The narrative structure also provides you with plenty of respite, thinking time away from the intense challenge of the platforming, in which to reflect on the themes and symbolism at work in the game. In short, it helps the player-reader process the narrative material. Of course, not everyone will like these aesthetic choices. It’s a brave and risky move, playing around with genre expectations in this way. And it asks for a little bit of patience from its players. It certainly did feel jarring at first. And it does (intentionally) break the narrative flow of the game. However, after my initial surprise, I found it to be an innovative and revelatory flip of one’s genre-specific storytelling expectations. 

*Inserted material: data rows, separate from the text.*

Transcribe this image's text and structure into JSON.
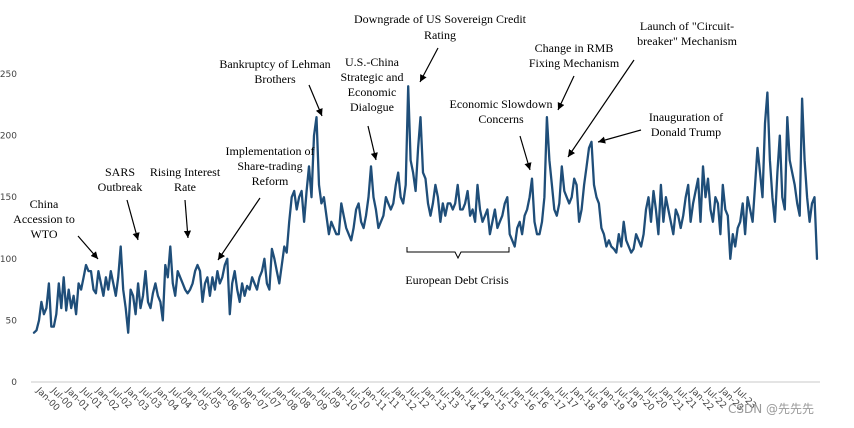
{
  "chart_data": {
    "type": "line",
    "title": "",
    "xlabel": "",
    "ylabel": "",
    "ylim": [
      0,
      250
    ],
    "yticks": [
      0,
      50,
      100,
      150,
      200,
      250
    ],
    "grid": false,
    "legend": "none",
    "line_color": "#1f4e79",
    "x_tick_labels": [
      "Jan-00",
      "Jul-00",
      "Jan-01",
      "Jul-01",
      "Jan-02",
      "Jul-02",
      "Jan-03",
      "Jul-03",
      "Jan-04",
      "Jul-04",
      "Jan-05",
      "Jul-05",
      "Jan-06",
      "Jul-06",
      "Jan-07",
      "Jul-07",
      "Jan-08",
      "Jul-08",
      "Jan-09",
      "Jul-09",
      "Jan-10",
      "Jul-10",
      "Jan-11",
      "Jul-11",
      "Jan-12",
      "Jul-12",
      "Jan-13",
      "Jul-13",
      "Jan-14",
      "Jul-14",
      "Jan-15",
      "Jul-15",
      "Jan-16",
      "Jul-16",
      "Jan-17",
      "Jul-17",
      "Jan-18",
      "Jul-18",
      "Jan-19",
      "Jul-19",
      "Jan-20",
      "Jul-20",
      "Jan-21",
      "Jul-21",
      "Jan-22",
      "Jul-22",
      "Jan-23",
      "Jul-23"
    ],
    "series": [
      {
        "name": "",
        "x_start": "Jan-00",
        "frequency": "monthly",
        "values": [
          40,
          42,
          50,
          65,
          55,
          60,
          80,
          45,
          45,
          55,
          80,
          60,
          85,
          58,
          75,
          60,
          70,
          55,
          80,
          75,
          85,
          95,
          90,
          90,
          75,
          72,
          90,
          80,
          70,
          85,
          75,
          90,
          80,
          70,
          85,
          110,
          75,
          60,
          40,
          75,
          70,
          55,
          80,
          60,
          70,
          90,
          65,
          60,
          72,
          80,
          70,
          65,
          50,
          95,
          85,
          110,
          80,
          70,
          90,
          85,
          80,
          75,
          72,
          75,
          80,
          90,
          95,
          90,
          65,
          80,
          85,
          70,
          85,
          75,
          90,
          80,
          85,
          95,
          100,
          55,
          80,
          90,
          75,
          65,
          80,
          70,
          78,
          75,
          85,
          80,
          75,
          85,
          90,
          100,
          80,
          75,
          108,
          100,
          90,
          80,
          95,
          110,
          105,
          130,
          150,
          155,
          140,
          150,
          155,
          130,
          155,
          175,
          150,
          200,
          215,
          160,
          145,
          150,
          135,
          120,
          130,
          125,
          120,
          120,
          145,
          135,
          125,
          120,
          115,
          125,
          140,
          145,
          130,
          125,
          135,
          150,
          175,
          150,
          140,
          125,
          130,
          135,
          150,
          145,
          140,
          145,
          160,
          170,
          150,
          145,
          160,
          240,
          180,
          170,
          155,
          190,
          215,
          170,
          165,
          145,
          135,
          145,
          160,
          150,
          130,
          145,
          135,
          145,
          145,
          140,
          145,
          160,
          140,
          140,
          145,
          155,
          135,
          140,
          130,
          160,
          140,
          130,
          135,
          140,
          120,
          130,
          140,
          125,
          130,
          135,
          145,
          150,
          120,
          115,
          110,
          125,
          130,
          120,
          135,
          140,
          150,
          165,
          130,
          120,
          120,
          130,
          150,
          215,
          180,
          160,
          140,
          135,
          145,
          175,
          155,
          150,
          145,
          150,
          165,
          160,
          130,
          140,
          160,
          175,
          190,
          195,
          160,
          150,
          145,
          125,
          120,
          110,
          115,
          110,
          108,
          105,
          120,
          110,
          130,
          115,
          110,
          105,
          108,
          120,
          115,
          110,
          120,
          140,
          150,
          130,
          155,
          140,
          120,
          160,
          130,
          150,
          140,
          130,
          120,
          140,
          135,
          125,
          135,
          150,
          160,
          130,
          145,
          155,
          165,
          130,
          175,
          150,
          165,
          140,
          130,
          150,
          145,
          120,
          160,
          140,
          135,
          100,
          120,
          110,
          125,
          130,
          145,
          120,
          150,
          140,
          130,
          160,
          190,
          170,
          150,
          210,
          235,
          180,
          150,
          130,
          170,
          200,
          150,
          140,
          215,
          180,
          170,
          160,
          145,
          135,
          230,
          180,
          150,
          130,
          145,
          150,
          100
        ]
      }
    ],
    "annotations": [
      {
        "lines": [
          "China",
          "Accession to",
          "WTO"
        ]
      },
      {
        "lines": [
          "SARS",
          "Outbreak"
        ]
      },
      {
        "lines": [
          "Rising Interest",
          "Rate"
        ]
      },
      {
        "lines": [
          "Implementation of",
          "Share-trading",
          "Reform"
        ]
      },
      {
        "lines": [
          "Bankruptcy of Lehman",
          "Brothers"
        ]
      },
      {
        "lines": [
          "U.S.-China",
          "Strategic and",
          "Economic",
          "Dialogue"
        ]
      },
      {
        "lines": [
          "Downgrade of US Sovereign Credit",
          "Rating"
        ]
      },
      {
        "lines": [
          "European Debt Crisis"
        ]
      },
      {
        "lines": [
          "Economic Slowdown",
          "Concerns"
        ]
      },
      {
        "lines": [
          "Change in RMB",
          "Fixing Mechanism"
        ]
      },
      {
        "lines": [
          "Launch of \"Circuit-",
          "breaker\" Mechanism"
        ]
      },
      {
        "lines": [
          "Inauguration of",
          "Donald Trump"
        ]
      }
    ]
  },
  "watermark": "CSDN @先先先"
}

These formal shifts also help support the depiction of the game’s main themes, freeing it up to use a whole new set of storytelling techniques to portray its characters’ painfully deep loneliness, crippling lack of self-knowledge, and burning intense need for constant affirmation – for love eternal! Such extreme emotions, in a sense, both justify and generate the need for the kinds of surreal symbolism the game deploys to delineate them. There’s nothing stranger, or more uncanny, than human emotions. Realism sometimes might not be capacious enough to contain them. In this sense, form creates meaning in Love Eternal, helping it to portray cosmically intense levels of emotion. 

Verdict

4.5/5

Love Eternal is a remarkably tight precision platformer with exhilaratingly joyful movement mechanics. It also has a fascinating and disturbing story to tell about loneliness and our desperate need for love. The unconventional telling of this tale – the subverting of genre expectations and the liberal use of surreal symbolism – is surprising and original and helps to create meaning amidst the apparent chaos of complicated lives. The platforming is tough, and the experimental narrative requires a little patience, but this is an astonishing piece of work that fully rewards the effort. 

 

Release Date
19th February 2026
Platforms
PC, Nintendo Switch, PS5, XBOX Series S/X, XBOX One, PS4
Developer
brlka
Publisher
Ysbryd Games
Accessibility
None

Many thanks to the publisher for the review copy.